The United States Supreme Court ruled Wednesday that a law on the books since 1991 precludes organizations, both political and corporate, from sued for torture or murder outside of the U.S.
In a unanimous ruling on Mohamad v. Palestinian Authority (PDF), Justice Sonia Sotomayor said that the careful text of the Torture Victims Protection Act of 1991, the way it is written “convinces us that Congress did not extend liability to organizations, sovereign or not.”
She added: “There are no doubt valid arguments for such an extension. But Congress has seen fit to proceed in more modest steps in the Act, and it is not the province of this branch to do otherwise.”
The lawsuit was filed on behalf of the family of Azzam Rahim, a Palestinian man with U.S. citizenship who was was allegedly tortured and killed by Palestinian officials some time after his arrest in 1995. The Palestinian Authority has denied the charge.

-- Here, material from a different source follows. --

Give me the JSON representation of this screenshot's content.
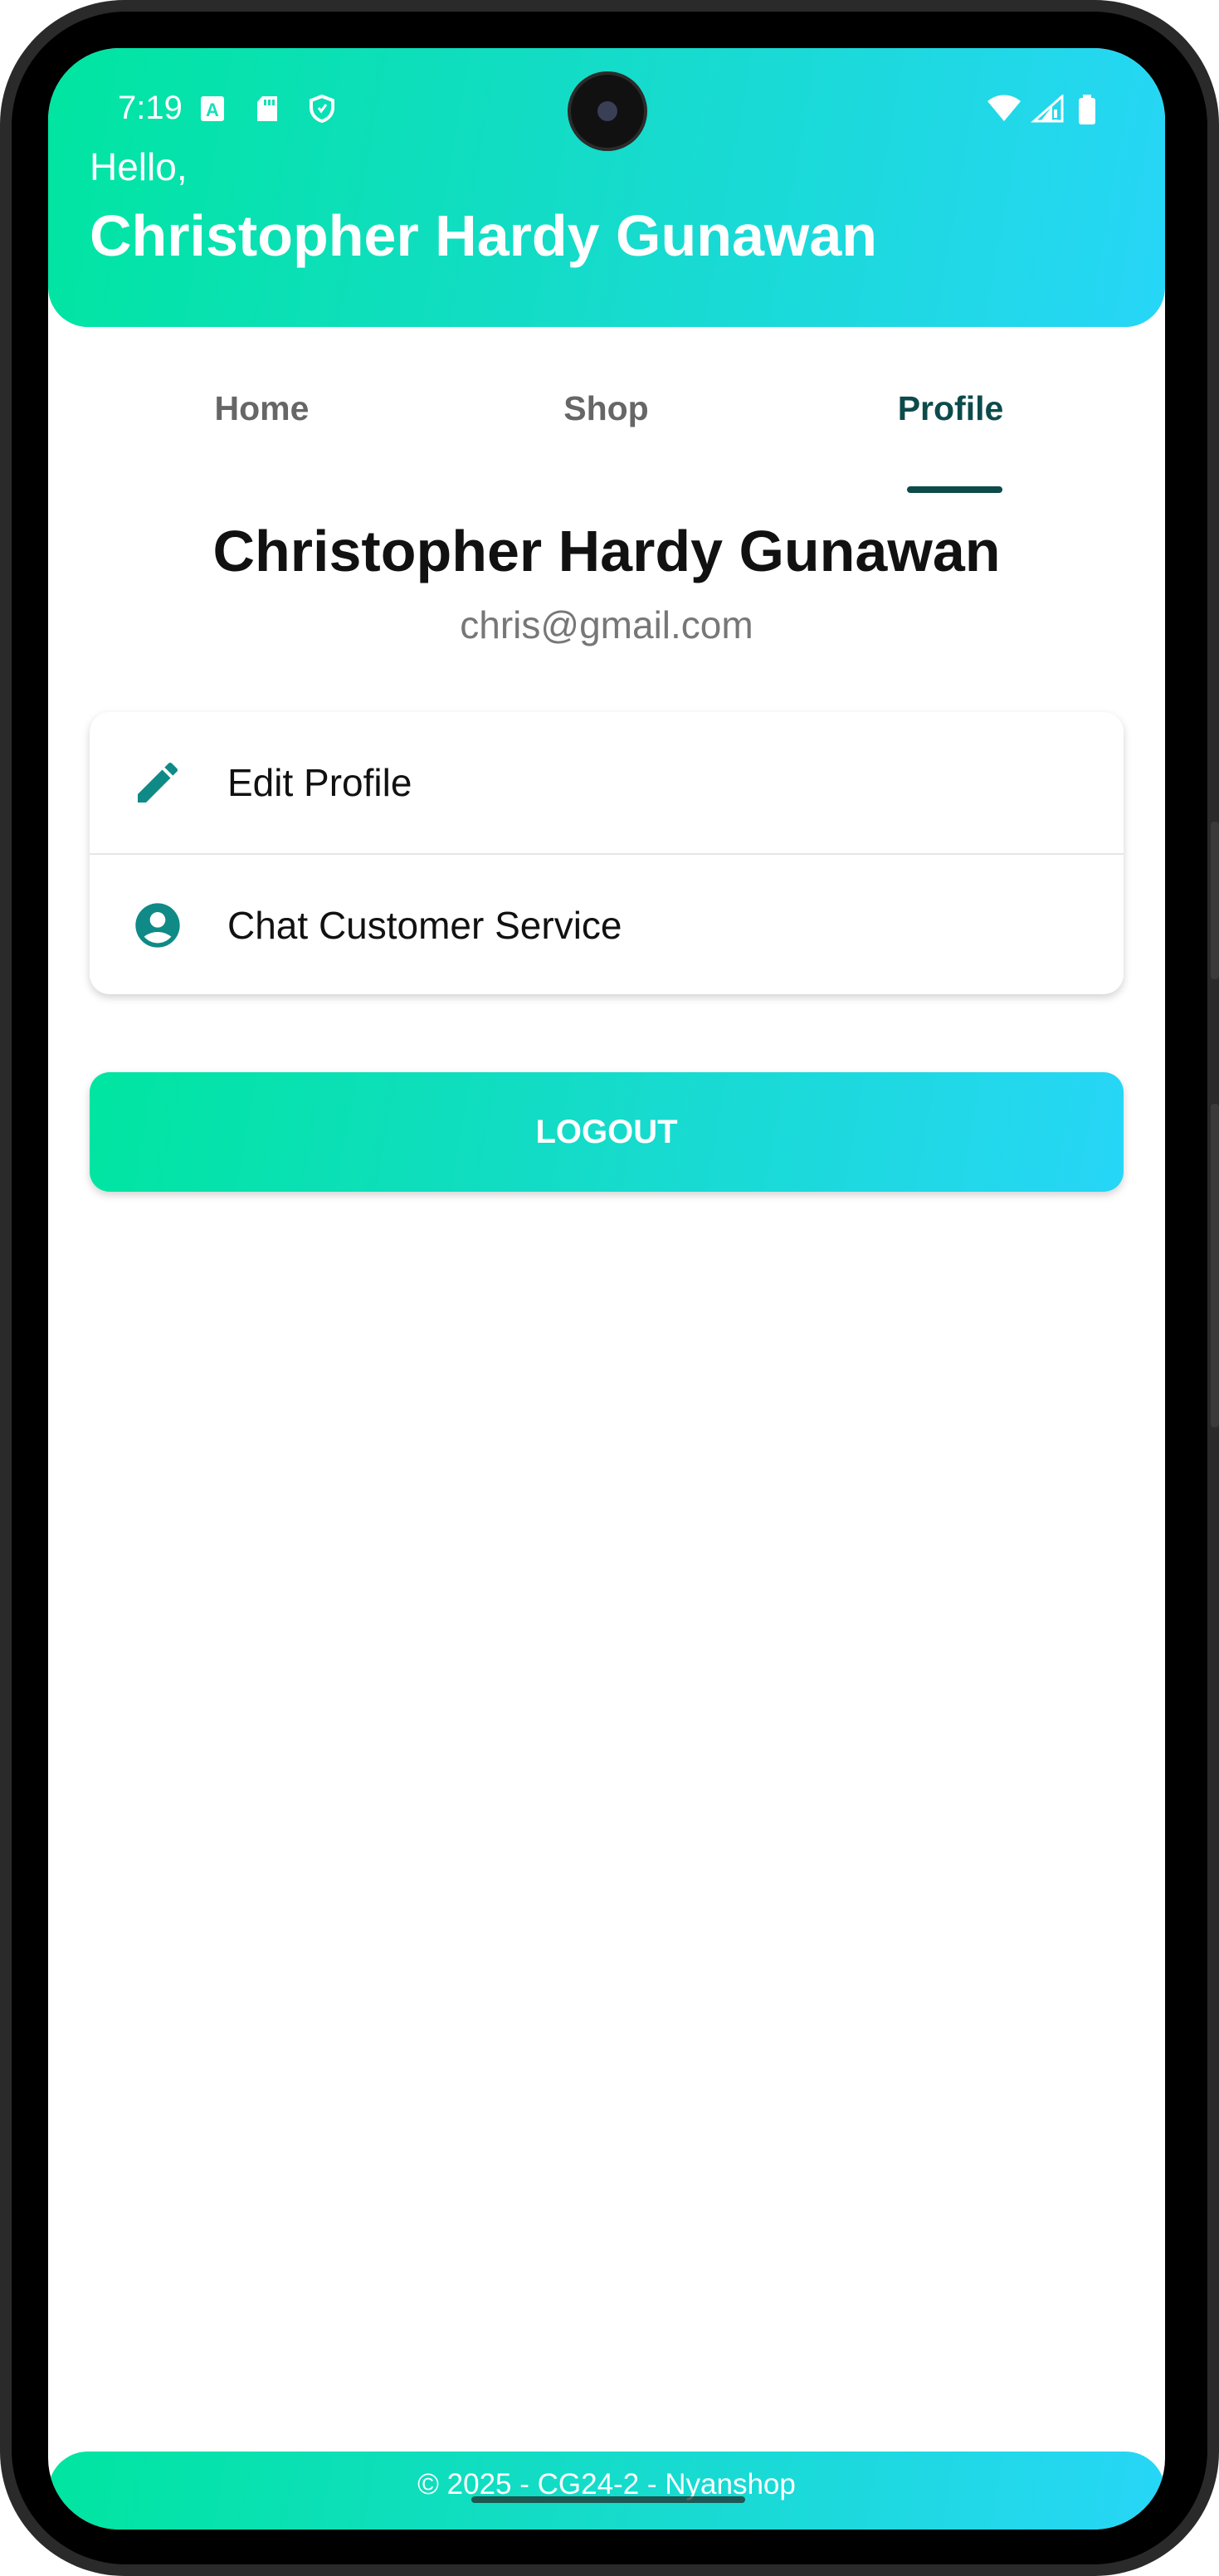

The family’s lawsuit has been batted around in the appeals process for so long because it does not mention a specific individual’s name, instead targeting the Palestinian Liberation Organization in general. Added: The law does not specifically define “individual,” but it uses the word 13 times — a tripping point that led Justices to cite legal terminology in their ruling.
Ultimately, “We decline to read ‘individual’ so unnaturally,” Sotomayor wrote. “The ordinary meaning of the word, fortified by its statutory context, persuades us that the Act authorizes suit against natural persons alone.”